The ACA requires that young adults up to age 26 be allowed to enroll as dependents on their parents’ health plans. But prior to the ACA, 31 states had already enacted laws increasing the maximum age of eligibility for dependent coverage. This article reviews the experience of those states through March 2011 and includes detailed case studies of four states that handle premiums in two different ways: New Jersey and Colorado allow insurers to charge separate premiums to parents for insuring young adults, while Maryland and Minnesota, similar to the ACA, require coverage to be included in family premiums.
- Stakeholders, including businesses, insurance companies, and consumer groups, have had positive, non-problematic experiences with expanding coverage to young adults.

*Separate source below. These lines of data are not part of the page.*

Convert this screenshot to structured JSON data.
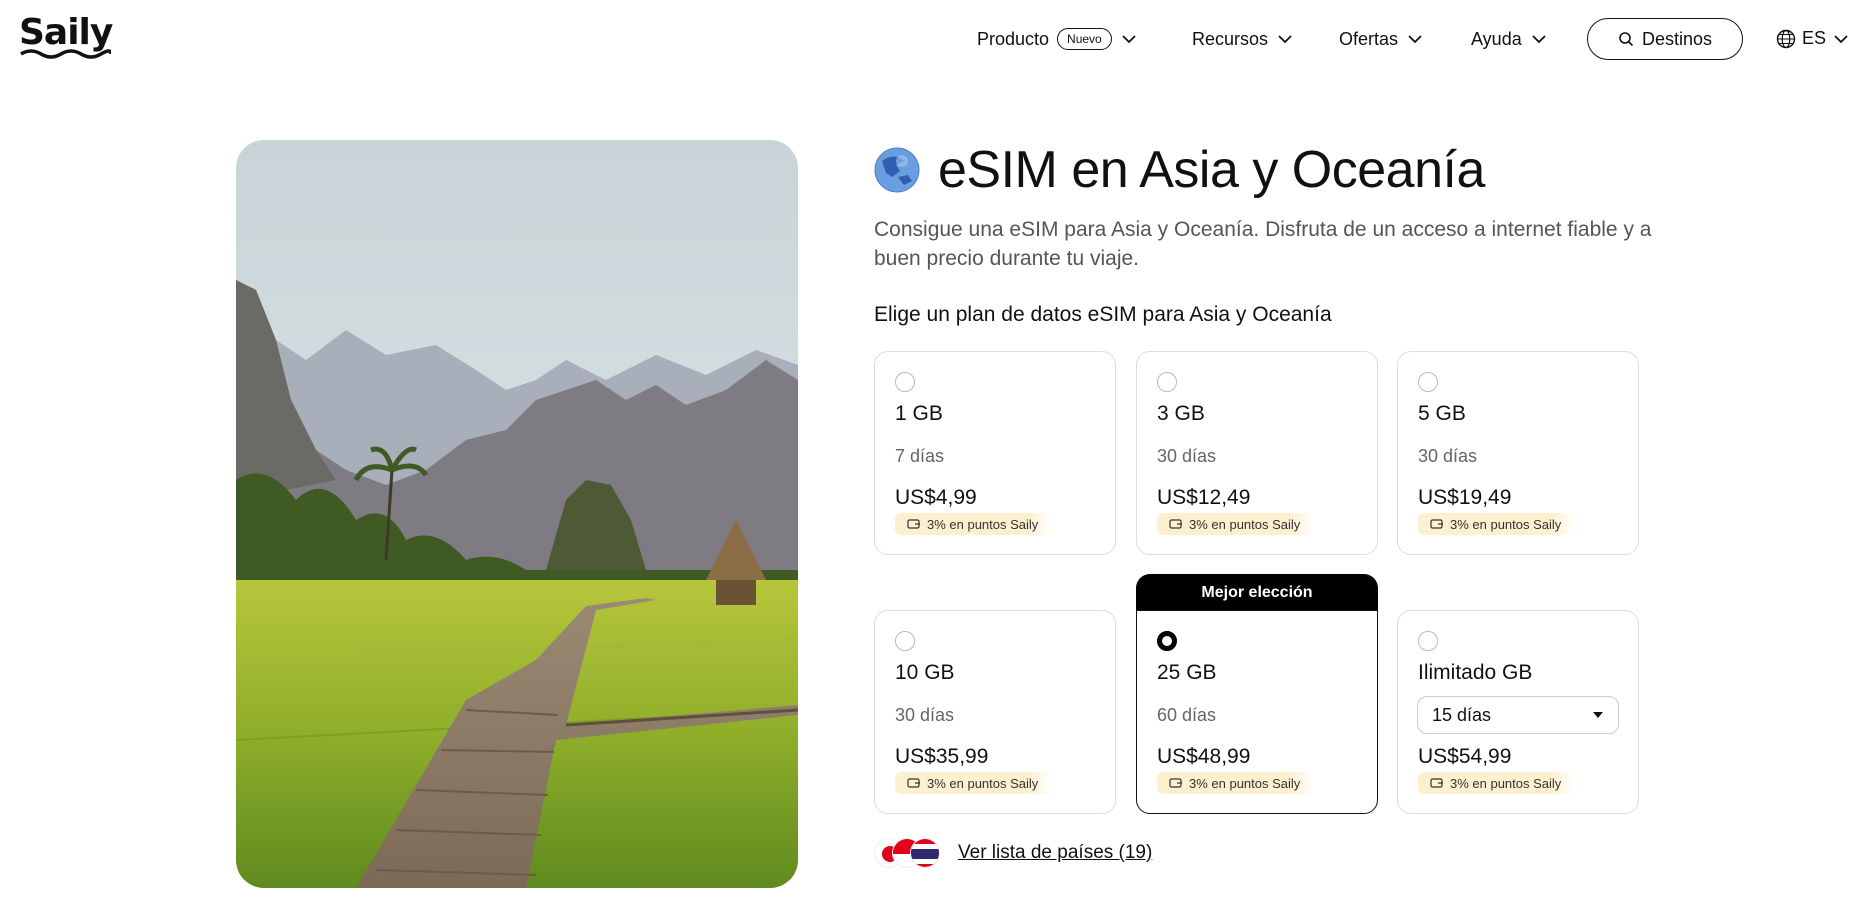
{
  "header": {
    "logo_text": "Saily",
    "nav": [
      {
        "label": "Producto",
        "badge": "Nuevo"
      },
      {
        "label": "Recursos"
      },
      {
        "label": "Ofertas"
      },
      {
        "label": "Ayuda"
      }
    ],
    "destinations_button": "Destinos",
    "language": "ES",
    "icons": [
      "chevron-down-icon",
      "search-icon",
      "globe-icon"
    ]
  },
  "main": {
    "title": "eSIM en Asia y Oceanía",
    "subtitle": "Consigue una eSIM para Asia y Oceanía. Disfruta de un acceso a internet fiable y a buen precio durante tu viaje.",
    "plans_heading": "Elige un plan de datos eSIM para Asia y Oceanía",
    "best_choice_label": "Mejor elección",
    "plans": [
      {
        "data": "1 GB",
        "duration": "7 días",
        "price": "US$4,99",
        "points": "3% en puntos Saily",
        "selected": false
      },
      {
        "data": "3 GB",
        "duration": "30 días",
        "price": "US$12,49",
        "points": "3% en puntos Saily",
        "selected": false
      },
      {
        "data": "5 GB",
        "duration": "30 días",
        "price": "US$19,49",
        "points": "3% en puntos Saily",
        "selected": false
      },
      {
        "data": "10 GB",
        "duration": "30 días",
        "price": "US$35,99",
        "points": "3% en puntos Saily",
        "selected": false
      },
      {
        "data": "25 GB",
        "duration": "60 días",
        "price": "US$48,99",
        "points": "3% en puntos Saily",
        "selected": true
      },
      {
        "data": "Ilimitado GB",
        "duration_select": "15 días",
        "price": "US$54,99",
        "points": "3% en puntos Saily",
        "selected": false
      }
    ],
    "countries_link": "Ver lista de países (19)"
  },
  "colors": {
    "text": "#111111",
    "muted": "#666666",
    "border": "#dcdcdc",
    "points_bg": "#fdf0cf",
    "best_tab": "#000000"
  }
}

- Under state-mandated expansions, take-up of young adult coverage has been low, possibly because of poor outreach and public education.
- Early indications are that take-up under ACA will be more robust, whether that is due to increased awareness, differences in the premium payment rules, or broader eligibility.
- The ACA method of including young adult coverage within family coverage, rather than levying separate young adult premiums, seems to be effective; Insurance companies in states with family premium models report being better off than pre-expansion.
The authors point out it is not known whether, by removing too many healthy young adults from the risk pool, expanded parent coverage will negatively impact ACA health exchanges that are soon to be formed. The authors also note equity concerns regarding young adults who do not have access to parental coverage, and social concerns as dependency on parents is prolonged.